Wie können Männer und Frauen konkret von dieser neuen Art der Beratung profitieren?
Indem sie sich ihren eigenen Bildern von Männlichkeit und Weiblichkeit stellen – und sich fragen: Woher kommen diese Vorstellungen? Was davon gehört wirklich zu mir? Wenn wir das reflektieren, entsteht Mitgefühl – für uns selbst und andere. Und aus Mitgefühl entsteht Nähe. Das ist der erste Schritt zu echter Verbindung.

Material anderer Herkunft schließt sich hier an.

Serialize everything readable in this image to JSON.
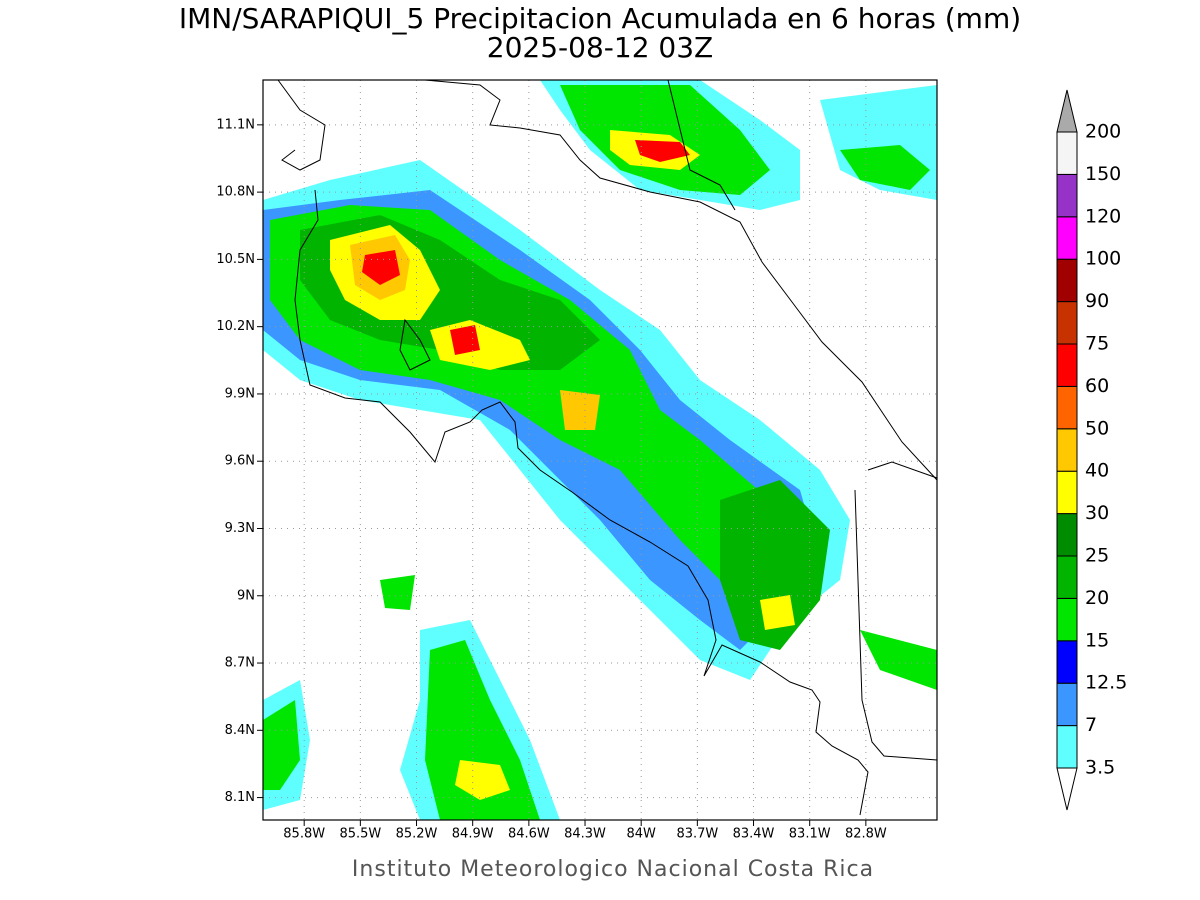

Viele Menschen sehnen sich nach „Ganzheit“, bleiben aber skeptisch gegenüber alternativen Methoden. Was sagen Sie dazu?
Skepsis ist gesund. Es gibt überall gute und schlechte Anbieter – auch im Coaching. Ich lade Menschen ein, auf einer Messe vorbeizuschauen, sich umzusehen, Fragen zu stellen, zu spüren: Fühlt sich das stimmig an? Vertrauen entsteht nicht über Werbung, sondern über Begegnung. Wenn das Bauchgefühl passt, entsteht Offenheit.
Wie können wir eine heilige Sexualität wiederentdecken?

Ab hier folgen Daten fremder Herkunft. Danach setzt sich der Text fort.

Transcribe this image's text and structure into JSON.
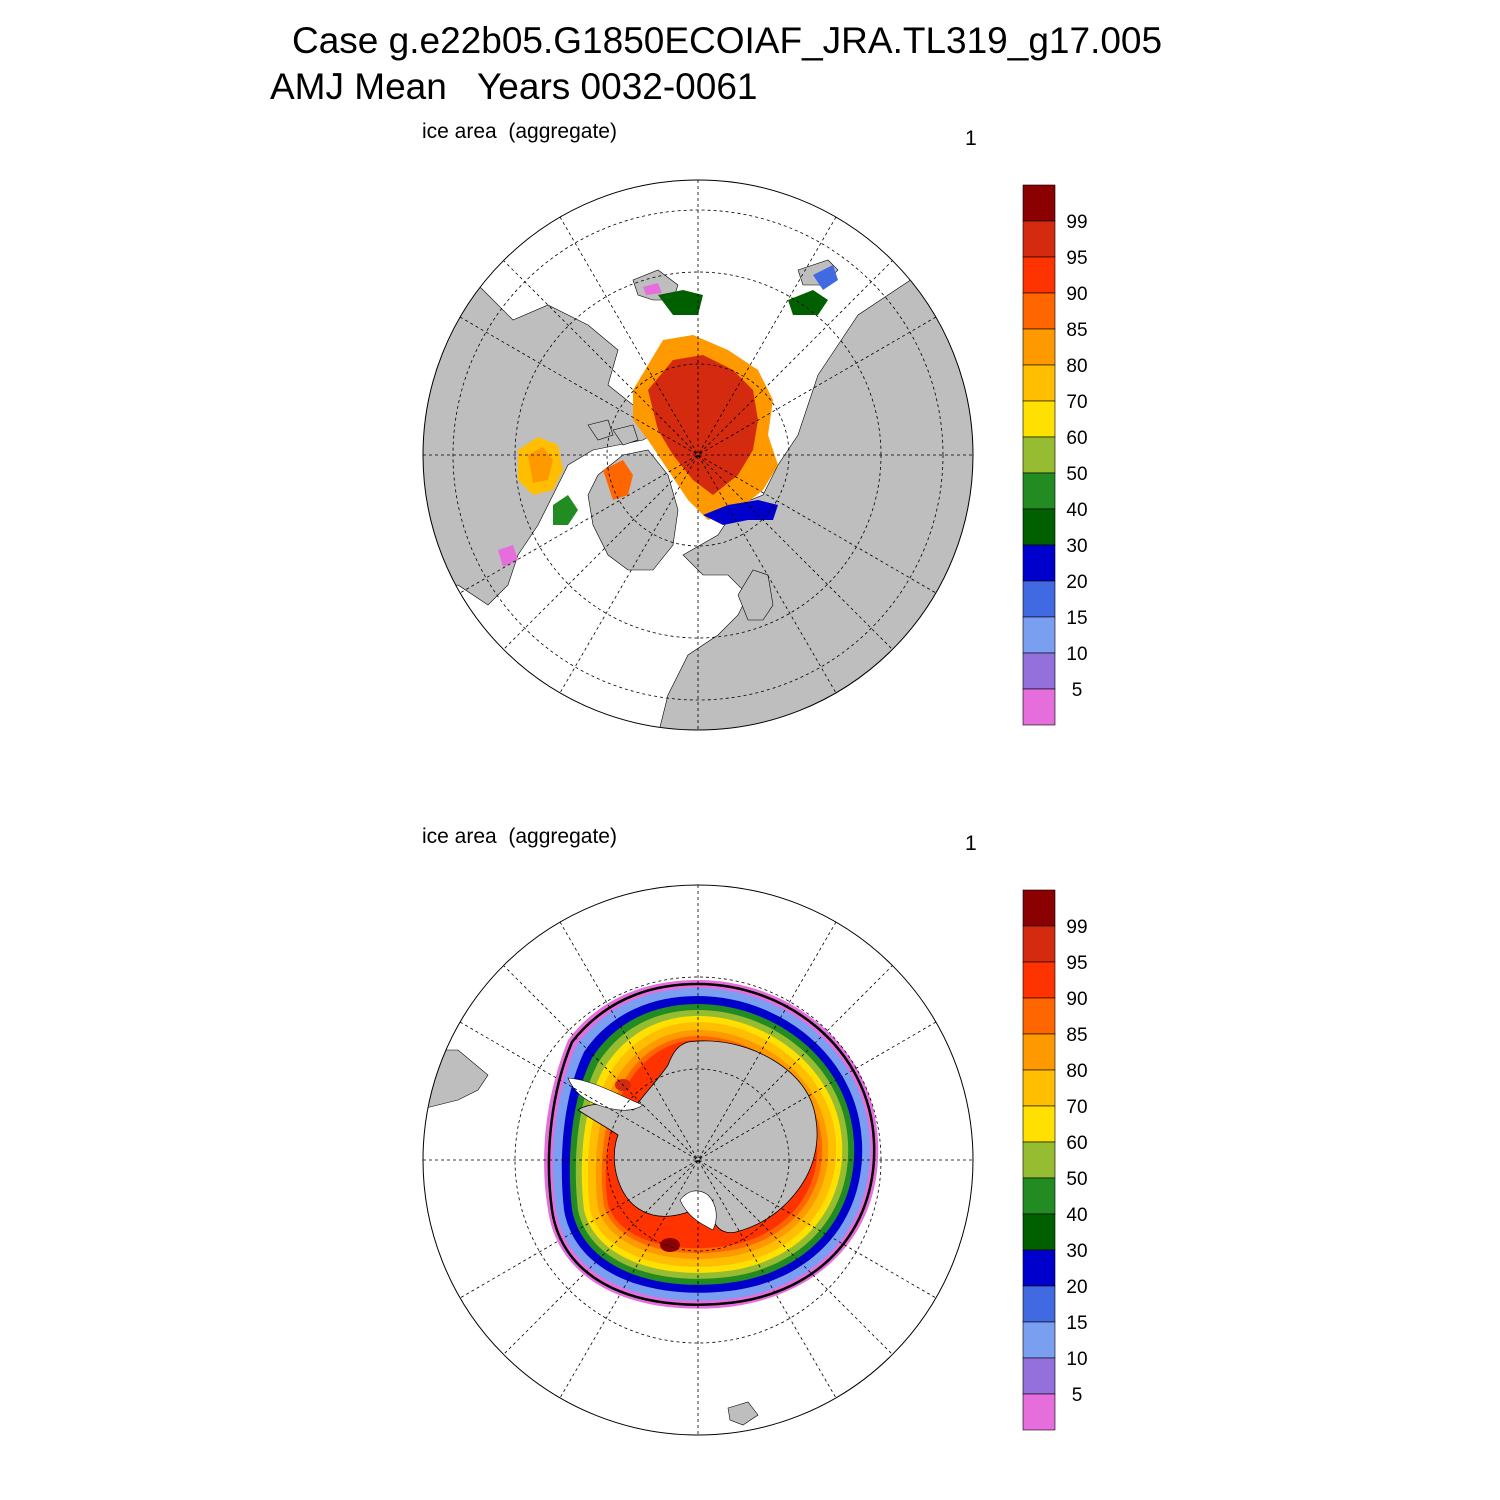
{
  "header": {
    "case_line": "Case g.e22b05.G1850ECOIAF_JRA.TL319_g17.005",
    "period_line": "AMJ Mean   Years 0032-0061"
  },
  "colorbar": {
    "levels": [
      "99",
      "95",
      "90",
      "85",
      "80",
      "70",
      "60",
      "50",
      "40",
      "30",
      "20",
      "15",
      "10",
      "5"
    ],
    "colors": [
      "#8b0000",
      "#d42a10",
      "#ff3300",
      "#ff6600",
      "#ff9900",
      "#ffbf00",
      "#ffe000",
      "#96bd31",
      "#228b22",
      "#006000",
      "#0000cd",
      "#4169e1",
      "#7b9ff0",
      "#9370db",
      "#e66ddc"
    ]
  },
  "panels": [
    {
      "id": "north",
      "label": "ice area  (aggregate)",
      "number": "1"
    },
    {
      "id": "south",
      "label": "ice area  (aggregate)",
      "number": "1"
    }
  ],
  "style": {
    "land": "#bebebe",
    "ocean": "#ffffff",
    "grid": "#000000"
  }
}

Nur über Eigeninitiative. Niemand kann das für uns tun. Es beginnt mit der Frage: Will ich mehr als das, was ich bisher erfahren habe? Wer diese Reise antritt, entdeckt, dass Sexualität nicht nur in Genitalien stattfindet, sondern im ganzen Körper – in Energieflüssen, im Atem, in der Präsenz. Es gibt großartige Bücher, Seminare, Berater*innen, die dabei begleiten. Aber ohne Bereitschaft nützt das alles nichts.
Ein untypisches Thema zum Schluss: Wie wichtig ist Humor für Heilung?

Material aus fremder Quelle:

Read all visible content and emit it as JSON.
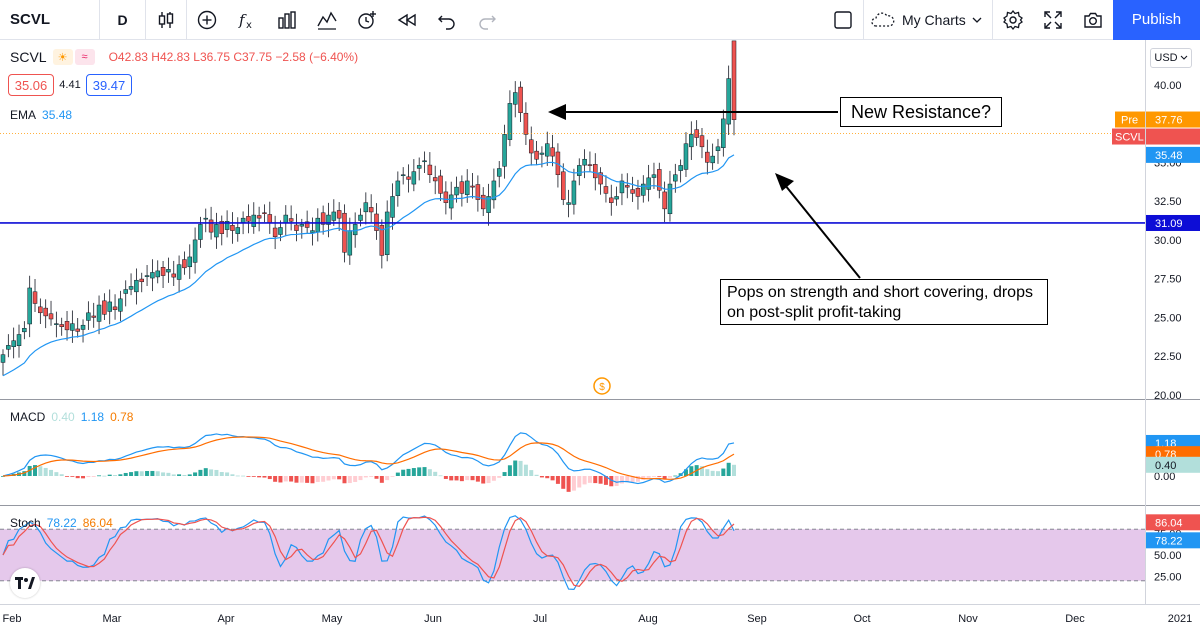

Er ist essenziell. In der Trauerarbeit sagt man: „Trauer und Freude sind Geschwister.“ Ich finde, das gilt auch für Beratungen. Manchmal hilft ein Lächeln oder ein Perspektivwechsel mit einem Augenzwinkern mehr als jedes schwere Gespräch. Humor bringt Leichtigkeit in schwierige Prozesse. Und Leichtigkeit heilt.
Wenn Sie sich eine Zukunft der Beratung wünschen dürften – wie sähe sie aus?
Interdisziplinär. Ich wünsche mir, dass Schulmedizin, Psychotherapie, energetische und alternative Methoden gleichberechtigt zusammenarbeiten. Dass der Mensch als Ganzes gesehen wird – mit allem, was ihn ausmacht. Ohne Schubladen, ohne Besserwissen. Einfach als Mensch.
Über Yvonne Lehner
Beraterin für Körper, Geist und Seele | Gründerin von ANBEGINN, Hamburg
Yvonne Lehner ist die Frau hinter ANBEGINN – einem einzigartigen Raum in Hamburg, der Beratungspraxis, Buchhandlung und Messeplattform vereint. Mit über 20 Jahren Erfahrung in energetischer Heilarbeit, Sexualberatung, schamanischen Techniken, Körpertherapie und Selfness-Coaching begleitet sie Menschen auf dem Weg zu mehr Bewusstsein, Würde und innerer Freiheit. Ihre Stärke: interdisziplinäre Tiefe ohne Dogma – und eine Sprache, die Seele und Nervensystem zugleich berührt.